學術觀點認為,雖然 LLM 在低階句法結構方面表現卓越,但缺乏高階敘事創新所需的「體現」經驗與邊緣系統。Peter Stockwell 教授認為 AI 本質上是保守的,因為它運作於現有數據,無法複製由人類社會與生理存在所驅動的顛覆性或前衛衝動。因此,語言向英美標準的「扁平化」—— termed 為「文化鬼影」——代表了全球語言多樣性在制度上的重大轉移。
Conclusion
The inability to reliably differentiate between human and synthetic text has fostered a climate of suspicion, though the fundamental lack of sentient experience in AI continues to limit its capacity for genuine literary innovation.
由於無法可靠地區分人類與合成文本,導致了一種懷疑氛圍,儘管 AI 根本缺乏感知經驗,仍持續限制其進行真正文學創新的能力。
Vocabulary Learning
The Architecture of Nominalization & Lexical Density
To transition from B2 (where communication is fluid) to C2 (where communication is authoritative), one must master the art of Nominalization.

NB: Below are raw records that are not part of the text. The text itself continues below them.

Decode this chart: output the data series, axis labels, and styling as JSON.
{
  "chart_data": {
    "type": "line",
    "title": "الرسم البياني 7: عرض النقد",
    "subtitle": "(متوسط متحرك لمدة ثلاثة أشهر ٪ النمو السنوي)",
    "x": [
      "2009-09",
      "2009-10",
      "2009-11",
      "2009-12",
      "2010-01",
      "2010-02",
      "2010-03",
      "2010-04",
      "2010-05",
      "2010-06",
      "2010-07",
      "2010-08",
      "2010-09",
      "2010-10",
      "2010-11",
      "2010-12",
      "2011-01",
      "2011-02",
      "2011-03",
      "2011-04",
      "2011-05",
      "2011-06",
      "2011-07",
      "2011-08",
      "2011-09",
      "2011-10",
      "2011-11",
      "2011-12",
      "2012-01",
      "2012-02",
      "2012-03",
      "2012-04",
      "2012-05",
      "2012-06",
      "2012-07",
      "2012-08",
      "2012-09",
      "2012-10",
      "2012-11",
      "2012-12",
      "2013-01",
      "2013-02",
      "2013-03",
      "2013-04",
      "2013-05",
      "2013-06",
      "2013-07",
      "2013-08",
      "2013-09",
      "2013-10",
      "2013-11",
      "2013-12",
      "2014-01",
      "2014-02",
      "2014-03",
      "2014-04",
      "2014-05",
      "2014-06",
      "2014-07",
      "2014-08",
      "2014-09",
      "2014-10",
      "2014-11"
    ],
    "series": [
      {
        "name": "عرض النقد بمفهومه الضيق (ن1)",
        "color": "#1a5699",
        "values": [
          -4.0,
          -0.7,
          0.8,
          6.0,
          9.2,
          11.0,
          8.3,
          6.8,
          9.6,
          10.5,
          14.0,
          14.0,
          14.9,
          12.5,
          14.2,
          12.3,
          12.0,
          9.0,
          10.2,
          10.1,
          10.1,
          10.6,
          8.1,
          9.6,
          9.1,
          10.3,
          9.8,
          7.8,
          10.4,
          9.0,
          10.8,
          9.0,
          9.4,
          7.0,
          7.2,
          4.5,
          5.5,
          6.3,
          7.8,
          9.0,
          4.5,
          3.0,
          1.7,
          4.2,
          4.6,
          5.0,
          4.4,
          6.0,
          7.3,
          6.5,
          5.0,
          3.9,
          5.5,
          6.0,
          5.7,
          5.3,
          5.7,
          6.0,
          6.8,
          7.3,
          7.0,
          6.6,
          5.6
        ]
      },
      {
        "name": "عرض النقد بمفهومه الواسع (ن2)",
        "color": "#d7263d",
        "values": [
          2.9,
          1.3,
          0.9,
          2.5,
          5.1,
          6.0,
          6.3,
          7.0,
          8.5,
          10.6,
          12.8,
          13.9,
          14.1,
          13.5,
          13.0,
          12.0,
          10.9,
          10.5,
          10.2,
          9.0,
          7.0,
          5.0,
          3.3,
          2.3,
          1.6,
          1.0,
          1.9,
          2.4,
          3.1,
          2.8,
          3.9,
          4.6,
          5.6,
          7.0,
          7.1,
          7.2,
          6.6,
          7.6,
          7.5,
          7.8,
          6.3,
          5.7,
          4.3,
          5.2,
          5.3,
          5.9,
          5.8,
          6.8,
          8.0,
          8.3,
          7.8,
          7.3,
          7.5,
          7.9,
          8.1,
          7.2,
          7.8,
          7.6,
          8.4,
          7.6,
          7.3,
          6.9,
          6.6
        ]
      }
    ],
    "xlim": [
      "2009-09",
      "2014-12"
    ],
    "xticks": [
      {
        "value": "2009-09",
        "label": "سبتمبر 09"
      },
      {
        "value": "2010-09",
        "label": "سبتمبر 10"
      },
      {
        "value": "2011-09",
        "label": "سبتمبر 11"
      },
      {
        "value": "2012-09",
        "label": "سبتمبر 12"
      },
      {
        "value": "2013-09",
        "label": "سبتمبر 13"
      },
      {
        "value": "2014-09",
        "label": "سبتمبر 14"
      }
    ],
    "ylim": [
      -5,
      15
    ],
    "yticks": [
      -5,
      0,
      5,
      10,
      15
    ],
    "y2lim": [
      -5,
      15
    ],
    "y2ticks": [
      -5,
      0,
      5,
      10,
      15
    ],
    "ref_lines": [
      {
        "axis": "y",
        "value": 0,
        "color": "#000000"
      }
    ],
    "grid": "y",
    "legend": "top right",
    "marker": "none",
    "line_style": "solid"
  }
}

This is the linguistic process of turning verbs or adjectives into nouns to create a denser, more academic tone that shifts the focus from actors to phenomena.
⚡ The C2 Pivot: From Process to Concept
Observe how the author avoids simple subject-verb-object structures to create a sense of objective detachment.
- B2 Level (Action-oriented): AI is being integrated into how we write, and this has made it hard to tell if a human or a machine wrote the text.
- C2 Level (Nominalized): "The integration of generative artificial intelligence into textual production has precipitated a systemic difficulty in distinguishing synthetic outputs from human authorship."
The Linguistic Shift:
- "Integration" (Noun) replaces "integrating" (Verb).
- "Textual production" (Noun phrase) replaces "how we write" (Clause).
- "Systemic difficulty" (Noun phrase) replaces "made it hard" (Adjective phrase).
🔍 Dissecting "Recursive Linguistic Loops"
C2 mastery involves using conceptual metaphors embedded in high-level vocabulary. The phrase "recursive linguistic loop" is a masterstroke of precision. It doesn't just mean "a circle"; it implies a mathematical/computational process where the output of one stage becomes the input for the next.
Key C2 Collocations for your arsenal:
- Precipitate a difficulty (instead of "cause a problem")
- Empirical reality (instead of "the facts")
- Subversive impulses (instead of "wanting to break rules")
- Quantify the extent (instead of "measure how much")
🚩 The Danger of "Flattening"
Note the use of metaphorical verbs in an academic context: "the 'flattening' of language." In B2, you use "flatten" for a pancake; in C2, you use it to describe the loss of nuance and diversity in a global system. This is the hallmark of an expert user: using concrete physical imagery to describe abstract sociological shifts (Cultural Ghosting).